How close had she come to death this day? Sadly, he couldn't even blame the gods. "I am...sorry."
"For what?" she asked, sounding genuinely confused.
"Is your mind addled now? Why do you think?"
"For biting me, yes, I know. But explain yourself, explain why you're sorry."
"You were hurt, Delilah."
"By my own actions, Layel, so there is no need to apologize for the bite. I deserve an apology for the other thing, however."
His name on her lips was paradise. "What other thing?"
"You stopped kissing me. You left me...needy."
Heat, so much heat. His muscles twitched in response, his cock hardening. Again. "I will not apologize for that."
She lifted a hand to her neck and traced the wound there. "I would have liked to finish," she said with a pout.
He allowed his fingers to dabble at her navel - pretty, smooth skin, lovely tattoo - his blood flowing faster and faster in his veins. Stop. Can't. He moved his fingers to her neck and flattened his palm to the back of her hand. "Your willingness to absolve me is surprising."
"Back to the bite?"
She sighed, loud and long. "Why surprising?"

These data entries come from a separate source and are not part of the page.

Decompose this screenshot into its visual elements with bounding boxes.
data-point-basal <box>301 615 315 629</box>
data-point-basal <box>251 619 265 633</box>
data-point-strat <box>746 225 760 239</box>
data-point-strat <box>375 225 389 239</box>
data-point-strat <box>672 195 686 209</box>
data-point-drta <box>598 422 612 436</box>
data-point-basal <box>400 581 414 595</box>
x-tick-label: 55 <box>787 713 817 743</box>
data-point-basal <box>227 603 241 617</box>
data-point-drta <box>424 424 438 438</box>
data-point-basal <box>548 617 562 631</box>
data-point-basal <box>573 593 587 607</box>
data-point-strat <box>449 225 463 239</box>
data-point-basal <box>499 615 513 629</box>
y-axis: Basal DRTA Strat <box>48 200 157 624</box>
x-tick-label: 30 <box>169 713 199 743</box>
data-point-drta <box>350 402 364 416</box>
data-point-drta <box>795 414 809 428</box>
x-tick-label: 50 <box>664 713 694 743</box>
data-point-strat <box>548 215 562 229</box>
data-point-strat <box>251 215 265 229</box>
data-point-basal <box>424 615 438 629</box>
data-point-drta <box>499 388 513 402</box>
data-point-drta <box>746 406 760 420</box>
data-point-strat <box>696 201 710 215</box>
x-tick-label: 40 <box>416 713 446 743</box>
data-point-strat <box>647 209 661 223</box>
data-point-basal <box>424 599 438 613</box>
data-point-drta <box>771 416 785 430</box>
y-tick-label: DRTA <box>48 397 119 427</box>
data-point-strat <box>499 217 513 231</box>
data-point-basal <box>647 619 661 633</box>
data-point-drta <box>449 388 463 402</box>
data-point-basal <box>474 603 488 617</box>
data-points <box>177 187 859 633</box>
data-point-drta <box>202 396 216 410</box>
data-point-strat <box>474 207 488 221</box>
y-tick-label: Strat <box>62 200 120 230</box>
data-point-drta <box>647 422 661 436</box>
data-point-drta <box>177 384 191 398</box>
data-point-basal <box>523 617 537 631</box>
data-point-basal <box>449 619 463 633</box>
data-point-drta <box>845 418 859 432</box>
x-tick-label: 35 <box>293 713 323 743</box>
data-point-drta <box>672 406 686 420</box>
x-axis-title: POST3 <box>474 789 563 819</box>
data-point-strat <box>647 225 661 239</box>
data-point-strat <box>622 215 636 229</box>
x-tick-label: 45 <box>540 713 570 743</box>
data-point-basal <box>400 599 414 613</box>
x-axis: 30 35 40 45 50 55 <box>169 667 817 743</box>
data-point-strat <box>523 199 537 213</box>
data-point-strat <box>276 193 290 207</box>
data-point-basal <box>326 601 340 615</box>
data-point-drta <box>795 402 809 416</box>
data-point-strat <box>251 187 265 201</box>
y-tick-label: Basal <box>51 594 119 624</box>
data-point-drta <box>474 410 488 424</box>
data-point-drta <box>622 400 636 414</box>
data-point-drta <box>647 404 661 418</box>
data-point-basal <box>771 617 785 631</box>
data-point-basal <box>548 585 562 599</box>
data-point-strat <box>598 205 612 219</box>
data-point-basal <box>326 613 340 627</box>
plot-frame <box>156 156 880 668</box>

"You don't strike me as the forgiving type."
Her wrist twisted so they were palm to palm. "What do I strike you as, then?"
He peered down at her, snared in a spell he didn't like but was helpless against. "Lovely. Strong." He grinned slowly. "Vindictive. You were ready to slaughter the dragons for taking your sister."
"That was different."
"My sister could've been hurt."
"You were hurt."
"I believe I mentioned that I caused it."
"Which you should not have done and will not do again. I'll have your word."
She shook her head, blue hair dancing around her. "No, you'll not get it. You can try and force me, however."
There was relish in her tone. A dare, a challenge. His eyes narrowed. If she'd been his woman, he would have - Nothing, he told himself. He would have done nothing. She would never be his. To even consider the possibility was a betrayal. "Are you not worth as much as your sisters?"
"I was born to protect them."
Hmm. Did she see herself as worthless when compared to them? As worthless as you tried to make her feel earlier? Using his free hand, he scrubbed his face wearily. "If I had hurt you purposely, would you have retaliated?"
"Yes," she answered without hesitation.
"But this time..."
"I don't know." She uttered another of those sighs. "I only know I didn't want you to fight. Not me, not the dragons."
"They would not have bested me."
She did? And why did he find such pleasure in the knowledge? "Then why - "
"Your questions will never stop, will they?" She didn't sound upset, just resigned. "Any man who can pin me cannot be easily bested. I know that, yet the knowledge didn't stop the worry that you could have been hurt."
Him. Not Tagart. Satisfaction filled him, as potent as bloodwine. "I have lost several battles over the years," he admitted.
"Then you didn't really wish to kill your opponent," she said simply.
He blinked in surprise. He had known that, but no one else had ever suspected. He'd allowed his own people to think he'd merely been weak in those moments, rather than let them know the truth. Pride had not concerned him on those occasions.
Every battle he had lost, he'd lost because he had walked away after seeing his opponents with their mates. They'd been so deeply in love. His chest had ached, as it was doing now. He hadn't been able to deliver that final blow, separating the couples for eternity. It was either kill them both or not at all. In recent years he had erred too much on the side of not at all.
How could Delilah realize that, after knowing him for so short a time?
He opened his mouth to say something - what, he didn't know - when a trumpet reverberated in the distance. He whirled around, searching through the trees. The trumpet sounded again.
"What is it?" Delilah asked, pulling herself into a crouch.
"I think," he said, dread flowing through him, "we're being summoned for our next challenge."